Personal information
- Full name: Ian Ernest Noble
- Born: 6 April 1972 (age 53) Bulawayo, Rhodesia
- Height: 183 cm (6 ft 0 in)
- Weight: 92 kg (14 st 7 lb)

Playing information

Rugby union
- Position: Centre
Club
| Years | Team | Pld | T | G | FG | P |
|  | Mpumalanga |  |  |  |  |  |
|  | Stirling County |  |  |  |  |  |
|  | Glasgow Hawks |  |  |  |  |  |
|  | Total | 0 | 0 | 0 | 0 | 0 |
Representative
| Years | Team | Pld | T | G | FG | P |
| 1993–96 | Zimbabwe | 7 | 3 | 20 | 0 | 66 |

Rugby league
- Position: Wing
Representative
| Years | Team | Pld | T | G | FG | P |
| 2000 | South Africa | 2 | 0 | 0 | 0 | 0 |

Coaching information
Club
| Years | Team | Gms | W | D | L | W% |
|  | Haddington |  |  |  |  |  |
| 2010– | Irvine RFC |  |  |  |  |  |
|  | Total | 0 | 0 | 0 | 0 |  |
- Source: As of 9 November 2025

= Ian Noble =

Zimbabwean rugby footballer & coach

Ian Noble (born 6 April 1972) is a Zimbabwean former rugby union and rugby league footballer who played in the 1990s and 2000s, and has coached rugby union in the 2010s.

==Background==
Ian Noble was born in Bulawayo, Rhodesia

Noble represented Zimbabwe at the 1991 Rugby Union World Cup and South Africa in the 2000 Rugby League World Cup. As of 2010, he is the head coach of Irvine RFC.

==Playing career==
Noble originally played rugby union for Zimbabwe. Attending the 1991 Rugby World Cup and playing 7 matches between 1993 and 1996, scoring 66 points.

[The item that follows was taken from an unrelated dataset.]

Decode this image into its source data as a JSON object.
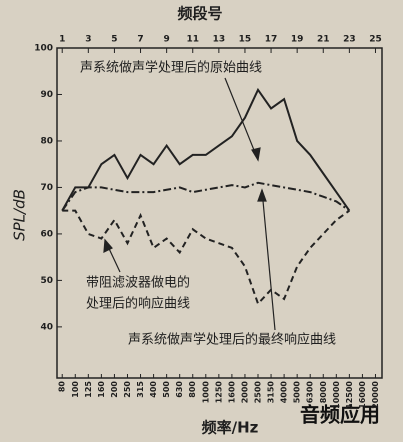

When he was in South Africa playing for Mpumalanga, Noble changed codes and played rugby league for South Africa in the 2000 Rugby League World Cup.

Noble then moved to Britain and played for several clubs, including the Glasgow Hawks.

He later became a coach. In 2010, he was appointed head coach of Irvine RFC.